Desenho um rosto sorridente na base da luminária. Um rostinho simpático feito na poeira. Aproveito o dote artístico inesperado para desenhar estrelas na impressora. Acabo me empolgando e desenhando também na mesa, agora mais audacioso: pintos e bundas. Chego à conclusão de que sou um péssimo desenhista e que preciso limpar a casa.
No meio de tantas obras de arte, a tela do computador me encara perguntando. Eu respondo de imediato não ter justificativa, não ter um porquê de começar a escrever uma chronica se não há narrativa cronológica de eventos. Chronica do chaos.
Não sei quanto tempo passou e me pego olhando o reloginho no canto direito do monitor. Já é hora do almoço e não redigi coisa alguma. Já é hora do cafezinho da tarde e não me vieram ideias. É hora de dormir, talvez amanhã.
Por mais de um instante temo não saber o que escrever. A ideia de histórias do cotidiano semanalmente me assusta a ponto de olhar para os lados na busca de inspiração além das paredes do quarto e das reações das redes sociais, além do curtir e compartilhar.
Saio à rua para ver o movimento.
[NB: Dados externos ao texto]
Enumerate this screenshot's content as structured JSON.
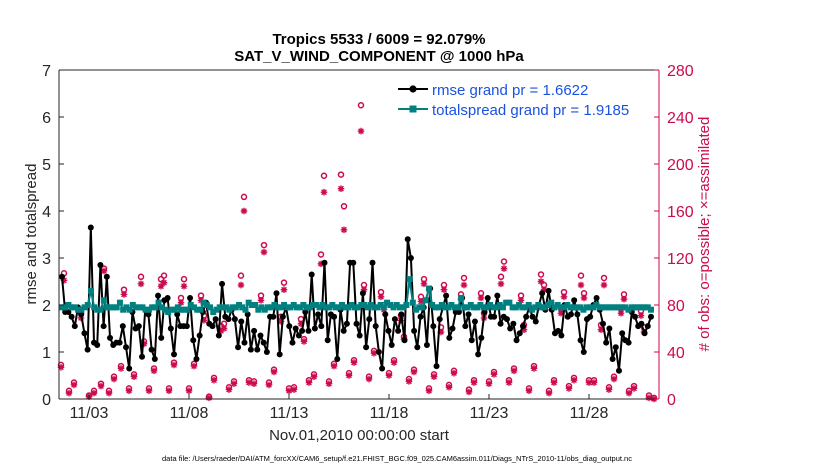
{
  "chart_data": {
    "type": "line",
    "title_line1": "Tropics 5533 / 6009 = 92.079%",
    "title_line2": "SAT_V_WIND_COMPONENT @ 1000 hPa",
    "xlabel": "Nov.01,2010 00:00:00 start",
    "ylabel_left": "rmse and totalspread",
    "ylabel_right": "# of obs: o=possible; ×=assimilated",
    "footnote": "data file: /Users/raeder/DAI/ATM_forcXX/CAM6_setup/f.e21.FHIST_BGC.f09_025.CAM6assim.011/Diags_NTrS_2010-11/obs_diag_output.nc",
    "x_range": [
      1.5,
      31.5
    ],
    "x_ticks": [
      3,
      8,
      13,
      18,
      23,
      28
    ],
    "x_tick_labels": [
      "11/03",
      "11/08",
      "11/13",
      "11/18",
      "11/23",
      "11/28"
    ],
    "y_left_range": [
      0,
      7
    ],
    "y_left_ticks": [
      "0",
      "1",
      "2",
      "3",
      "4",
      "5",
      "6",
      "7"
    ],
    "y_right_range": [
      0,
      280
    ],
    "y_right_ticks": [
      "0",
      "40",
      "80",
      "120",
      "160",
      "200",
      "240",
      "280"
    ],
    "colors": {
      "rmse": "#000000",
      "spread": "#008080",
      "obs": "#cc0a4f",
      "legend_text": "#1a52e0"
    },
    "series": [
      {
        "name": "rmse grand pr = 1.6622",
        "axis": "left",
        "values": [
          2.6,
          1.85,
          1.85,
          1.75,
          1.55,
          1.95,
          1.8,
          1.4,
          1.05,
          3.65,
          1.2,
          1.15,
          2.85,
          1.55,
          2.6,
          1.3,
          1.15,
          1.2,
          1.2,
          1.55,
          1.1,
          0.65,
          1.85,
          1.5,
          1.55,
          0.9,
          1.9,
          1.8,
          1.05,
          0.85,
          2.2,
          1.3,
          2.1,
          2.15,
          1.5,
          0.95,
          1.8,
          1.55,
          1.55,
          1.55,
          2.15,
          1.25,
          0.85,
          1.35,
          1.85,
          2.05,
          1.6,
          1.55,
          1.7,
          1.35,
          2.45,
          1.75,
          1.7,
          1.9,
          1.7,
          1.1,
          1.65,
          1.2,
          1.8,
          1.05,
          1.45,
          1.05,
          1.35,
          1.2,
          1.0,
          1.75,
          1.75,
          2.25,
          0.95,
          1.75,
          1.95,
          1.55,
          1.2,
          1.5,
          1.35,
          1.45,
          1.85,
          1.45,
          2.65,
          1.5,
          1.8,
          1.55,
          2.9,
          1.25,
          1.8,
          1.75,
          0.85,
          1.9,
          1.45,
          1.6,
          2.9,
          2.9,
          1.6,
          1.35,
          2.25,
          1.1,
          1.7,
          2.9,
          1.55,
          1.0,
          0.65,
          1.8,
          1.45,
          1.15,
          1.7,
          1.45,
          1.8,
          1.25,
          3.4,
          3.0,
          1.45,
          1.1,
          1.75,
          1.95,
          1.15,
          2.35,
          1.55,
          0.7,
          1.7,
          1.95,
          2.2,
          1.3,
          1.5,
          1.85,
          1.85,
          2.15,
          1.55,
          1.8,
          1.25,
          1.65,
          0.95,
          1.3,
          1.85,
          2.15,
          1.75,
          1.75,
          2.2,
          1.6,
          1.75,
          1.7,
          1.5,
          1.6,
          1.25,
          1.4,
          1.55,
          1.75,
          1.95,
          1.75,
          1.65,
          2.0,
          2.25,
          1.9,
          2.3,
          1.9,
          1.4,
          1.45,
          1.35,
          2.0,
          1.75,
          1.8,
          2.1,
          1.8,
          1.25,
          1.0,
          1.7,
          1.75,
          2.0,
          2.15,
          1.9,
          1.6,
          1.2,
          1.5,
          0.85,
          1.1,
          0.6,
          1.4,
          1.25,
          1.2,
          1.85,
          1.75,
          1.55,
          1.6,
          1.4,
          1.55,
          1.75
        ]
      },
      {
        "name": "totalspread grand pr = 1.9185",
        "axis": "left",
        "values": [
          1.95,
          1.95,
          2.0,
          1.95,
          1.95,
          1.9,
          1.9,
          1.95,
          2.0,
          2.3,
          1.95,
          1.9,
          1.9,
          2.1,
          1.95,
          1.95,
          1.95,
          1.95,
          2.05,
          1.9,
          1.95,
          1.9,
          2.0,
          1.95,
          1.95,
          1.95,
          1.9,
          1.9,
          1.95,
          1.95,
          2.05,
          1.95,
          1.9,
          1.85,
          1.9,
          1.9,
          1.95,
          1.9,
          1.9,
          1.9,
          2.0,
          1.95,
          1.9,
          1.9,
          2.05,
          2.0,
          1.95,
          1.85,
          1.9,
          1.95,
          1.95,
          1.95,
          1.9,
          1.95,
          1.95,
          2.0,
          1.95,
          1.9,
          2.05,
          2.0,
          2.0,
          1.9,
          1.95,
          1.9,
          1.95,
          1.95,
          2.0,
          1.95,
          1.95,
          2.0,
          1.95,
          1.95,
          2.0,
          1.95,
          1.95,
          2.0,
          1.95,
          1.95,
          2.0,
          2.0,
          1.95,
          2.0,
          1.95,
          1.95,
          2.0,
          1.95,
          1.95,
          2.0,
          1.95,
          1.95,
          2.0,
          1.95,
          1.95,
          2.0,
          2.0,
          1.95,
          2.0,
          1.95,
          1.95,
          2.0,
          1.95,
          2.05,
          2.0,
          1.95,
          2.0,
          1.95,
          1.95,
          2.0,
          2.55,
          2.05,
          1.9,
          1.95,
          1.95,
          2.1,
          2.35,
          2.0,
          1.95,
          1.95,
          2.0,
          1.95,
          1.95,
          2.0,
          1.95,
          1.95,
          2.15,
          1.95,
          1.95,
          2.0,
          1.95,
          1.95,
          2.0,
          1.95,
          1.95,
          2.0,
          1.95,
          1.95,
          2.0,
          1.95,
          2.05,
          2.05,
          1.95,
          1.95,
          2.0,
          1.95,
          1.95,
          2.0,
          1.9,
          1.95,
          2.0,
          1.95,
          1.95,
          2.0,
          2.05,
          1.95,
          2.0,
          1.95,
          1.95,
          2.0,
          1.95,
          1.95,
          1.95,
          1.95,
          1.9,
          1.95,
          1.95,
          1.95,
          2.0,
          1.95,
          1.95,
          1.95,
          1.95,
          1.95,
          1.95,
          1.95,
          1.95,
          1.95,
          1.9,
          1.95,
          1.95,
          1.95,
          1.95,
          1.95,
          1.95,
          1.9
        ]
      }
    ],
    "obs_possible": {
      "axis": "right",
      "points": [
        [
          1.6,
          29
        ],
        [
          1.75,
          107
        ],
        [
          2.0,
          7
        ],
        [
          2.25,
          14
        ],
        [
          2.6,
          73
        ],
        [
          3.0,
          3
        ],
        [
          3.25,
          7
        ],
        [
          3.6,
          13
        ],
        [
          3.75,
          111
        ],
        [
          4.0,
          7
        ],
        [
          4.25,
          19
        ],
        [
          4.6,
          28
        ],
        [
          4.75,
          93
        ],
        [
          5.0,
          9
        ],
        [
          5.25,
          21
        ],
        [
          5.6,
          104
        ],
        [
          5.75,
          49
        ],
        [
          6.0,
          9
        ],
        [
          6.25,
          26
        ],
        [
          6.6,
          102
        ],
        [
          6.75,
          105
        ],
        [
          7.0,
          9
        ],
        [
          7.25,
          31
        ],
        [
          7.6,
          86
        ],
        [
          7.75,
          102
        ],
        [
          8.0,
          9
        ],
        [
          8.25,
          30
        ],
        [
          8.6,
          88
        ],
        [
          8.75,
          71
        ],
        [
          9.0,
          2
        ],
        [
          9.25,
          18
        ],
        [
          9.6,
          62
        ],
        [
          9.75,
          64
        ],
        [
          10.0,
          10
        ],
        [
          10.25,
          15
        ],
        [
          10.6,
          105
        ],
        [
          10.75,
          172
        ],
        [
          11.0,
          16
        ],
        [
          11.25,
          15
        ],
        [
          11.6,
          88
        ],
        [
          11.75,
          131
        ],
        [
          12.0,
          14
        ],
        [
          12.25,
          25
        ],
        [
          12.6,
          70
        ],
        [
          12.75,
          99
        ],
        [
          13.0,
          9
        ],
        [
          13.25,
          10
        ],
        [
          13.6,
          68
        ],
        [
          13.75,
          51
        ],
        [
          14.0,
          16
        ],
        [
          14.25,
          21
        ],
        [
          14.6,
          123
        ],
        [
          14.75,
          190
        ],
        [
          15.0,
          15
        ],
        [
          15.25,
          30
        ],
        [
          15.6,
          191
        ],
        [
          15.75,
          164
        ],
        [
          16.0,
          22
        ],
        [
          16.25,
          33
        ],
        [
          16.6,
          250
        ],
        [
          16.75,
          97
        ],
        [
          17.0,
          19
        ],
        [
          17.25,
          41
        ],
        [
          17.6,
          91
        ],
        [
          17.75,
          80
        ],
        [
          18.0,
          22
        ],
        [
          18.25,
          33
        ],
        [
          18.6,
          71
        ],
        [
          18.75,
          53
        ],
        [
          19.0,
          17
        ],
        [
          19.25,
          25
        ],
        [
          19.6,
          87
        ],
        [
          19.75,
          102
        ],
        [
          20.0,
          9
        ],
        [
          20.25,
          21
        ],
        [
          20.6,
          61
        ],
        [
          20.75,
          97
        ],
        [
          21.0,
          12
        ],
        [
          21.25,
          24
        ],
        [
          21.6,
          89
        ],
        [
          21.75,
          103
        ],
        [
          22.0,
          8
        ],
        [
          22.25,
          16
        ],
        [
          22.6,
          90
        ],
        [
          22.75,
          73
        ],
        [
          23.0,
          15
        ],
        [
          23.25,
          23
        ],
        [
          23.6,
          104
        ],
        [
          23.75,
          117
        ],
        [
          24.0,
          16
        ],
        [
          24.25,
          26
        ],
        [
          24.6,
          88
        ],
        [
          24.75,
          63
        ],
        [
          25.0,
          9
        ],
        [
          25.25,
          28
        ],
        [
          25.6,
          106
        ],
        [
          25.75,
          97
        ],
        [
          26.0,
          7
        ],
        [
          26.25,
          16
        ],
        [
          26.6,
          77
        ],
        [
          26.75,
          91
        ],
        [
          27.0,
          11
        ],
        [
          27.25,
          18
        ],
        [
          27.6,
          105
        ],
        [
          27.75,
          90
        ],
        [
          28.0,
          16
        ],
        [
          28.25,
          16
        ],
        [
          28.6,
          63
        ],
        [
          28.75,
          103
        ],
        [
          29.0,
          10
        ],
        [
          29.25,
          19
        ],
        [
          29.6,
          77
        ],
        [
          29.75,
          89
        ],
        [
          30.0,
          7
        ],
        [
          30.25,
          11
        ],
        [
          30.6,
          75
        ],
        [
          30.75,
          61
        ],
        [
          31.0,
          3
        ],
        [
          31.25,
          1
        ]
      ]
    },
    "obs_assimilated": {
      "axis": "right",
      "points": [
        [
          1.6,
          27
        ],
        [
          1.75,
          101
        ],
        [
          2.0,
          5
        ],
        [
          2.25,
          12
        ],
        [
          2.6,
          69
        ],
        [
          3.0,
          2
        ],
        [
          3.25,
          5
        ],
        [
          3.6,
          11
        ],
        [
          3.75,
          109
        ],
        [
          4.0,
          5
        ],
        [
          4.25,
          17
        ],
        [
          4.6,
          26
        ],
        [
          4.75,
          89
        ],
        [
          5.0,
          7
        ],
        [
          5.25,
          19
        ],
        [
          5.6,
          98
        ],
        [
          5.75,
          47
        ],
        [
          6.0,
          7
        ],
        [
          6.25,
          24
        ],
        [
          6.6,
          96
        ],
        [
          6.75,
          99
        ],
        [
          7.0,
          7
        ],
        [
          7.25,
          29
        ],
        [
          7.6,
          82
        ],
        [
          7.75,
          96
        ],
        [
          8.0,
          7
        ],
        [
          8.25,
          28
        ],
        [
          8.6,
          84
        ],
        [
          8.75,
          67
        ],
        [
          9.0,
          1
        ],
        [
          9.25,
          16
        ],
        [
          9.6,
          58
        ],
        [
          9.75,
          60
        ],
        [
          10.0,
          8
        ],
        [
          10.25,
          13
        ],
        [
          10.6,
          97
        ],
        [
          10.75,
          160
        ],
        [
          11.0,
          14
        ],
        [
          11.25,
          13
        ],
        [
          11.6,
          84
        ],
        [
          11.75,
          125
        ],
        [
          12.0,
          12
        ],
        [
          12.25,
          23
        ],
        [
          12.6,
          66
        ],
        [
          12.75,
          93
        ],
        [
          13.0,
          7
        ],
        [
          13.25,
          8
        ],
        [
          13.6,
          64
        ],
        [
          13.75,
          49
        ],
        [
          14.0,
          14
        ],
        [
          14.25,
          19
        ],
        [
          14.6,
          115
        ],
        [
          14.75,
          176
        ],
        [
          15.0,
          13
        ],
        [
          15.25,
          28
        ],
        [
          15.6,
          179
        ],
        [
          15.75,
          144
        ],
        [
          16.0,
          20
        ],
        [
          16.25,
          31
        ],
        [
          16.6,
          228
        ],
        [
          16.75,
          93
        ],
        [
          17.0,
          17
        ],
        [
          17.25,
          39
        ],
        [
          17.6,
          87
        ],
        [
          17.75,
          76
        ],
        [
          18.0,
          20
        ],
        [
          18.25,
          31
        ],
        [
          18.6,
          67
        ],
        [
          18.75,
          51
        ],
        [
          19.0,
          15
        ],
        [
          19.25,
          23
        ],
        [
          19.6,
          83
        ],
        [
          19.75,
          98
        ],
        [
          20.0,
          7
        ],
        [
          20.25,
          19
        ],
        [
          20.6,
          57
        ],
        [
          20.75,
          93
        ],
        [
          21.0,
          10
        ],
        [
          21.25,
          22
        ],
        [
          21.6,
          85
        ],
        [
          21.75,
          97
        ],
        [
          22.0,
          6
        ],
        [
          22.25,
          14
        ],
        [
          22.6,
          86
        ],
        [
          22.75,
          69
        ],
        [
          23.0,
          13
        ],
        [
          23.25,
          21
        ],
        [
          23.6,
          98
        ],
        [
          23.75,
          111
        ],
        [
          24.0,
          14
        ],
        [
          24.25,
          24
        ],
        [
          24.6,
          84
        ],
        [
          24.75,
          59
        ],
        [
          25.0,
          7
        ],
        [
          25.25,
          26
        ],
        [
          25.6,
          100
        ],
        [
          25.75,
          93
        ],
        [
          26.0,
          5
        ],
        [
          26.25,
          14
        ],
        [
          26.6,
          73
        ],
        [
          26.75,
          87
        ],
        [
          27.0,
          9
        ],
        [
          27.25,
          16
        ],
        [
          27.6,
          97
        ],
        [
          27.75,
          86
        ],
        [
          28.0,
          14
        ],
        [
          28.25,
          14
        ],
        [
          28.6,
          59
        ],
        [
          28.75,
          97
        ],
        [
          29.0,
          8
        ],
        [
          29.25,
          17
        ],
        [
          29.6,
          73
        ],
        [
          29.75,
          85
        ],
        [
          30.0,
          5
        ],
        [
          30.25,
          9
        ],
        [
          30.6,
          71
        ],
        [
          30.75,
          57
        ],
        [
          31.0,
          1
        ],
        [
          31.25,
          0
        ]
      ]
    }
  }
}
Movimento além do esperado e do recomendado, afinal, estamos em quarentena, teoricamente. Na maioria pessoas mascaradas. Digo aquelas máscaras para tampar o nariz e a boca. A outra, aquela das personalidades, está fundida à pele.
Órbitas agitadas, entediadas, envidraçadas tropeçam pela rua. O batom que não vai mais na boca saltou para o excesso de delineador. Cílios até então esquecidos são alongados, curvados, rasgam o ar como navalhas em uma piscadela. Um harém urbano.
A voz contra o algodão abafa as sílabas quando tento cumprimentar a caixa do supermercado. Sua máscara é rosa com florzinhas delicadas, a minha é branca e amassada, quase uma cueca na altura do queixo. Foi minha primeira opção, tenho outra que parece uma focinheira azul, mas talvez não combinaria com meu short de praia e chinelo de dedo. Elegância, queridos contaminados.
Cueca ou focinheira? Qual é a melhor forma de amordaçar? Amordaçar... talvez uma crônica safadinha sobre o tesão acumulado no período de quarentena. Seria interessante. A vontade de transar e provar outras salivas que logo foi substituída por uma masturbação desengonçada e pouco inspirada. Gozadas desaguando expectativas na porcelana, levadas pelo chuveirinho, tremidas com o vibrador ou nas singelas pontas dos dedos. Quarentena valoriza o toque humano.
Largo esses pensamentos. Busco distância. Longe, longe. Como um astronauta vejo o planeta como um azul honesto, limpo e esperançoso. À distância tudo parece mais bonito. Desconecto o oxigênio. Se for para morrer pela dificuldade de respirar, prefiro estar longe de todos. Sem lágrimas falsas ou pieguices. Sou tomado por um ar mórbido. Que fúnebre. Mas os que estão lá embaixo também não conseguem se desvencilhar, e que outro assunto nos domina nestes dias que não a morte? Ah, sim. Política. Política e morte me trazem de volta do espaço para a cadeira na frente do notebook.
Espirro com a aterrissagem. Sem máscara sujei o notebook.
Covid? Não. Só poeira e catarro. Finalmente, preenchi a tela.